Indexes
The records stored in a dataset are accessed for CRUD operations using the key against which the record is held. However, for stream queries there is an option to use secondary indexes for better query performance. Secondary indexes can be created on a specific Cell, thus all the records having that cell will be indexed. The queries on the indexed cell will try to use the index for optimized results.
The code snippet provided below depicts how to create/destroy indexes.
DatasetManager datasetManager = DatasetManager.clustered(clusterUri).build();
DatasetConfiguration configuration = datasetManager.datasetConfiguration()
.offheap("offheap-resource-name")
.index(CellDefinition.define("orderId", Type.STRING),
IndexSettings.BTREE) // <1>
.build();
Dataset<Long> dataset =
datasetManager.createDataset("indexedOrders", Type.LONG, configuration);
Indexing indexing = dataset.getIndexing(); // <2>
Operation<Index<Integer>> indexOperation =
indexing.createIndex(CellDefinition.define("invoieId", Type.INT),
IndexSettings.BTREE); // <3>
Index<Integer> invoiceIdIndex = indexOperation.get(); // <4>
indexing.getAllIndexes(); // <5>
indexing.getLiveIndexes(); // <6>
indexing.destroyIndex(invoiceIdIndex); // <7>
Creating Secondary Indexes
1 | An Index can be created while the dataset is being created.

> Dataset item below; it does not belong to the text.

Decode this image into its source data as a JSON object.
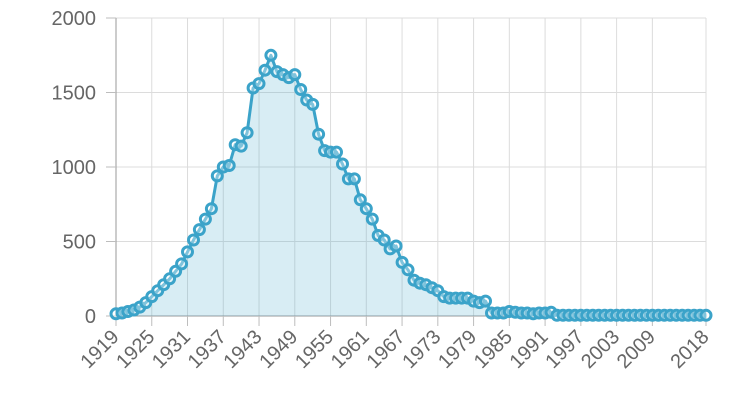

The DatasetConfigurationBuilder#index takes a CellDefinition and an IndexSettings. Currently only IndexSettings#BTREE is supported for secondary indexes. |
2 | In case there is a need to index a cell after dataset is created, that can be done as well. For that, Indexing is provided by Dataset#getIndexing to create/delete indexes on a dataset. |
3 | The Indexing.createIndex method again takes a CellDefinition and an IndexSettings, to return an Operation of Index. Operation represents the asynchronous execution of the long running indexing operation. |
4 | You get an Index when the operation completes. |
Getting Index Status
5 | Indexing#getAllIndexes returns all the indexes created on the dataset, regardless of their status. |
6 | Indexing#getLiveIndexes returns only those indexes whose Status is LIVE. |
Destroying Indexes
7 | An existing Index can be destroyed using Indexing#destroyIndex. |
Indexes in HA setup
Creating an index is a long running operation. With an HA setup, indexes are created asynchronously on the mirrors. This implies that if an index creation has completed and the status is LIVE, the index creation might still be in progress on mirrors which might complete eventually. Also when a new mirror comes up, the records on the active are synced to mirror, but they are indexed only when syncing of data is complete. Thus indexing on a new mirror is done asynchronously.
Please refer to API documentation for more details.